“0.5% reduction in mobile subscriber churn rate can increase revenue by 74%” – No really, but don’t stop reading, let us talk realistically about customer loyalty, customer lifetime value and effect of loyalty on your profit.
Let us take AT&T as an example. It has a current monthly churn rate of 1.17%, the lowest among top 3. Churn rate is the % of current subscribers leaving the service provider. This translates to 14% yearly churn rate. Conversely, AT&T’s customer loyalty is 86%. So lifetime of an average customer with AT&T is 1/14% = 7.14 years.
Let us assume all customers bring in same revenue for simplicity (even though this is wrong) of $x/year. So customer lifetime value is 7.14x. Let us say AT&T spends $200 to acquire a customer and the monthly bill is $50. The Lifetime Value of the customer (ignoring PV calculation) is$4084.
If AT&T can reduce their monthly churn by 0.5% – 0.5% reduction in churn makes the churn rate 0.67%/month, 8.04%/year, 12.4 years, that is 5.26 years more than previous state and hence 74% increase in revenue.
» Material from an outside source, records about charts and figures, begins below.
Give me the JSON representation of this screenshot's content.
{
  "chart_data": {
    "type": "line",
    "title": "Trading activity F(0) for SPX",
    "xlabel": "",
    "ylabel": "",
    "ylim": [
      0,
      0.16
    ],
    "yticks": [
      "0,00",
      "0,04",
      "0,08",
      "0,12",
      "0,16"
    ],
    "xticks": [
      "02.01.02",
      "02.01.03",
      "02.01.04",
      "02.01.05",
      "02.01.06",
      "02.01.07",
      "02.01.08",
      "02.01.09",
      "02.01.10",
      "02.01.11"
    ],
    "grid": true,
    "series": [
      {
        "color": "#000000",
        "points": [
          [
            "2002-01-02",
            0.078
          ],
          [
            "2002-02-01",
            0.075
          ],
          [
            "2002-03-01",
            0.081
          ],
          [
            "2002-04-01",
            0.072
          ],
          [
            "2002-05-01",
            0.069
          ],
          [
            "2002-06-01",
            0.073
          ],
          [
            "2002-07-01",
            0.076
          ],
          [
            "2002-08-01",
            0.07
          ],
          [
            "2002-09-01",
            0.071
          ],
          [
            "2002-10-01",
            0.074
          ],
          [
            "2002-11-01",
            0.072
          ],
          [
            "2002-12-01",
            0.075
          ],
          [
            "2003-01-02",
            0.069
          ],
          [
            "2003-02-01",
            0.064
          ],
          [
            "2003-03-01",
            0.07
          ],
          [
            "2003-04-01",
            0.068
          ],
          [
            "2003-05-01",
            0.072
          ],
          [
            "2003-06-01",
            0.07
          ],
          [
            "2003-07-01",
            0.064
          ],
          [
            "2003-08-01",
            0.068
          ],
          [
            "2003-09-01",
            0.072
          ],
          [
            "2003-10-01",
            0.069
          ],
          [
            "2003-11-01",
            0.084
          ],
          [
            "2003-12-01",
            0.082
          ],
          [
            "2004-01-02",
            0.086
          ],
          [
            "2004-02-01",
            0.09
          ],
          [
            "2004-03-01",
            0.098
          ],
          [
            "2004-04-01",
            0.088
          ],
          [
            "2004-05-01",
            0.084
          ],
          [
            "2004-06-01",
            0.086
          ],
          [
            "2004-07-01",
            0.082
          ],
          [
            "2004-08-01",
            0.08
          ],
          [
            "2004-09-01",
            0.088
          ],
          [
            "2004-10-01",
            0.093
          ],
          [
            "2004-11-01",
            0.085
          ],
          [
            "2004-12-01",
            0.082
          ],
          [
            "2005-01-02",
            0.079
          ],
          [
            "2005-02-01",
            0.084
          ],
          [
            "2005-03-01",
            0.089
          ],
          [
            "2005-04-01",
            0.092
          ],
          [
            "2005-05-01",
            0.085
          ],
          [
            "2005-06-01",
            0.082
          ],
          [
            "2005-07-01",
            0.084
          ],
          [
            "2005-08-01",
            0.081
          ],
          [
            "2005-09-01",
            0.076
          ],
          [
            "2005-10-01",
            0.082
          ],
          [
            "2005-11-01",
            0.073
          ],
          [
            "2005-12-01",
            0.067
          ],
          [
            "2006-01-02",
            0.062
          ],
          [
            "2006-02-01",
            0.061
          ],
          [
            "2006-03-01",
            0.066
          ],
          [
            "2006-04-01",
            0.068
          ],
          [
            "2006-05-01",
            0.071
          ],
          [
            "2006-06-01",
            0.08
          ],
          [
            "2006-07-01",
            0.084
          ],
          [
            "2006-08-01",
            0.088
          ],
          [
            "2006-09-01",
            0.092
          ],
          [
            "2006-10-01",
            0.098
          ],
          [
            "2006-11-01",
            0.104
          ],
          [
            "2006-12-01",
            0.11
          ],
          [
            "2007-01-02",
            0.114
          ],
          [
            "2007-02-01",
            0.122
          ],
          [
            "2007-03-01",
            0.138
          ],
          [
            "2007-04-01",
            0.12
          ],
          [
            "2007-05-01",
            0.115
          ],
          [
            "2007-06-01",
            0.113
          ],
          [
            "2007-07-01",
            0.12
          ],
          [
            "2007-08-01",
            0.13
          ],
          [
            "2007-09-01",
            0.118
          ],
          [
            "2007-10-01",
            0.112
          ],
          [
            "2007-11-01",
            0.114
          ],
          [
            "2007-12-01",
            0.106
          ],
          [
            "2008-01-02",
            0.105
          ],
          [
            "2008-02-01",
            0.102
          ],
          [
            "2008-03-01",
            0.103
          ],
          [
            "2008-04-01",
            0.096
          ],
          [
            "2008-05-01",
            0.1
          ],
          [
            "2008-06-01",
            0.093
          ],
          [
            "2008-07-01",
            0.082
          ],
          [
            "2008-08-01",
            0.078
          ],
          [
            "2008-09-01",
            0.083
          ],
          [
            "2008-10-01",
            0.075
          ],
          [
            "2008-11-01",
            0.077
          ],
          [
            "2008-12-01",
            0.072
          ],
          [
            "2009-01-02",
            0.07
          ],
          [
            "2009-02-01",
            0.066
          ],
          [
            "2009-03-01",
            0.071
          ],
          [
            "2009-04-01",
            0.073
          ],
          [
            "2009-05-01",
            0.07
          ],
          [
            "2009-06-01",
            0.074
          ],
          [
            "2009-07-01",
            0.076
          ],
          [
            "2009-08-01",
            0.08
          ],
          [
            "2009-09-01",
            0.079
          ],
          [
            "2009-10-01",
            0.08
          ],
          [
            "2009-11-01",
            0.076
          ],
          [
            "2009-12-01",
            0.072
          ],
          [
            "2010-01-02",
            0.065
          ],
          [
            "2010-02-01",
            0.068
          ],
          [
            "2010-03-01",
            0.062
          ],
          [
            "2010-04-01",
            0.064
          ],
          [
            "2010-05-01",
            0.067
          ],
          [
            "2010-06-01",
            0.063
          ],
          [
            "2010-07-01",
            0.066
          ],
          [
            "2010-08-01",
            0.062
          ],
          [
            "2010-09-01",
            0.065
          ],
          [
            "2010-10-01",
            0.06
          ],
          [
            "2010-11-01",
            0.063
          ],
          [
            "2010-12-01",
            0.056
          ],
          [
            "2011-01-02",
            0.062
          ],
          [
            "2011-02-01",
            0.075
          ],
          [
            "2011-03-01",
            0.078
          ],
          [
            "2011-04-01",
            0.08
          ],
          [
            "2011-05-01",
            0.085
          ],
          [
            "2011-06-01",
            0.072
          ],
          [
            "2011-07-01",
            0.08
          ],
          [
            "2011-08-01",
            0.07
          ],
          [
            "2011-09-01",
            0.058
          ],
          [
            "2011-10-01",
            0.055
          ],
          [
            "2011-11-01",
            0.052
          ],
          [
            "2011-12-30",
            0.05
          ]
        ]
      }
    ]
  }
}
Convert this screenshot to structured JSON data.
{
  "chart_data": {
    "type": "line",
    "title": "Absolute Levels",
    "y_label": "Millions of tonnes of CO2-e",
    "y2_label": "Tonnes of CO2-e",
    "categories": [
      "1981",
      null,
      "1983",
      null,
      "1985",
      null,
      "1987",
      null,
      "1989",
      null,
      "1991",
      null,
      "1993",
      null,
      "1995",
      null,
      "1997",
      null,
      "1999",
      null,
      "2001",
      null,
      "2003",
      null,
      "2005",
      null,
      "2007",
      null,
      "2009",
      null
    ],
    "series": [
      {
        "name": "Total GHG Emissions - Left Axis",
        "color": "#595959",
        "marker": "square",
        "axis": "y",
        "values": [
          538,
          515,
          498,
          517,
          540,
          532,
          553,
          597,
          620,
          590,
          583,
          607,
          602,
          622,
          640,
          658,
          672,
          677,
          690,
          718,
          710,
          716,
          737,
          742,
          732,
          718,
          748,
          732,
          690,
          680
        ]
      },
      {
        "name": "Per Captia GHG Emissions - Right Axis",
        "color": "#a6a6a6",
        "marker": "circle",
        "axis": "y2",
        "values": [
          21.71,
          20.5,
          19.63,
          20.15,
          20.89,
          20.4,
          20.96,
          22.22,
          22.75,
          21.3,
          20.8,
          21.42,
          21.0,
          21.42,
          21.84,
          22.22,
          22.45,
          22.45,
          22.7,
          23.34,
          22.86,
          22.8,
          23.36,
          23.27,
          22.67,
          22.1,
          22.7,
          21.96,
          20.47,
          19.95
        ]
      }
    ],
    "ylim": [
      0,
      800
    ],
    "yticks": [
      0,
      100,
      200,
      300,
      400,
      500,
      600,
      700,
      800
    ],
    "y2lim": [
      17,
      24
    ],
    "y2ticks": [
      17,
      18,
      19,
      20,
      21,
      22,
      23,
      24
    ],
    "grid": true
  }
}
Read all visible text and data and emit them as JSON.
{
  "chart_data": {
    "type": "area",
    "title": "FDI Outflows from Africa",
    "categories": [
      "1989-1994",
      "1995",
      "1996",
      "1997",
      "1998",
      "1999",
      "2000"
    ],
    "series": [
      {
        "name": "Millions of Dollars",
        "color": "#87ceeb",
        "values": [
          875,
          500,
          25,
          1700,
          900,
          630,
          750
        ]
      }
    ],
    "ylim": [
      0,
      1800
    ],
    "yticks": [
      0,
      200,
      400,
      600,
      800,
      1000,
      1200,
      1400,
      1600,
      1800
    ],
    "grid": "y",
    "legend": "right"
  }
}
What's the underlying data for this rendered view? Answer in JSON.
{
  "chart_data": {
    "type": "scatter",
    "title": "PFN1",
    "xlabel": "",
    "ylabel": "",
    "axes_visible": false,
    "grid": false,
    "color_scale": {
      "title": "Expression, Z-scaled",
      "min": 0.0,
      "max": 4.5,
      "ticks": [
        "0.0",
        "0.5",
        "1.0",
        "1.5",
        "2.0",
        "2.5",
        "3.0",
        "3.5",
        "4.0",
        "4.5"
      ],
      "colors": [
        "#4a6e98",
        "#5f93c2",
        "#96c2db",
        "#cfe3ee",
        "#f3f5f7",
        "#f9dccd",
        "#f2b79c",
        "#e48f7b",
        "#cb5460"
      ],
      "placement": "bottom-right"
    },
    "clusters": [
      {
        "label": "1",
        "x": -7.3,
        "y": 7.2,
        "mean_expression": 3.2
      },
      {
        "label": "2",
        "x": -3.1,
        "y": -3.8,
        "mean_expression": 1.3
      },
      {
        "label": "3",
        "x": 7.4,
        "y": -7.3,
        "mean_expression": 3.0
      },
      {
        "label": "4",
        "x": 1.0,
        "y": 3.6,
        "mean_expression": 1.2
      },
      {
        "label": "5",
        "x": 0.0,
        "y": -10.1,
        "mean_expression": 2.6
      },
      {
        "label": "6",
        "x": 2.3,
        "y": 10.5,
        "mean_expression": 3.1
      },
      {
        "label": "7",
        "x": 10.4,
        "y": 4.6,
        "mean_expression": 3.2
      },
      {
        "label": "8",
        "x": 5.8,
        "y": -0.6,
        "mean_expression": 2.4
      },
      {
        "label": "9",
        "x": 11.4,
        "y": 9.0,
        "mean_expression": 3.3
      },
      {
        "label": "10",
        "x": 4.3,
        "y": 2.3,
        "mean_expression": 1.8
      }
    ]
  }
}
If only AT&T can decrease its monthly churn by 0.5%, it can increase its revenue by 74%.
Let us pick apart this spurious reasoning and sleight of hand:
- Anytime you increase average lifetime of customers you increase revenues proportionately. There is nothing magic here. So stating, ” increasing loyalty, when everything else like prices is held constant, increases revenue ” is self evident truth and not an insight.
- I said reduction of 0.5% monthly churn rate. In reality this is reduction from 1.17% to 0.67% – this is confusing two different percentage scales. In reality this is 43% reduction in monthly churn.
- What is it going to cost me to reduce churn by 43%? What is the new infrastructure investment needed? What is the opportunity cost of this investment? What is the incremental profit from this investment? Is this going to require “buying loyalty” with price cuts and promotions? Even if you gain or buy loyalty, is that stable and sustainable? If AT&T is going to spend money on this, will Verizon and Sprint stay still? Can the money be better spent in acquiring new customers?
Without answering these questions, it is pointless for me or any management guru to say to you to focus on customer loyalty because, “5% increase in customer retention (from 90% to 95%) will increase profit by 75%“. It is irresponsible for a decision maker to accept these pseudo-facts without challenging them.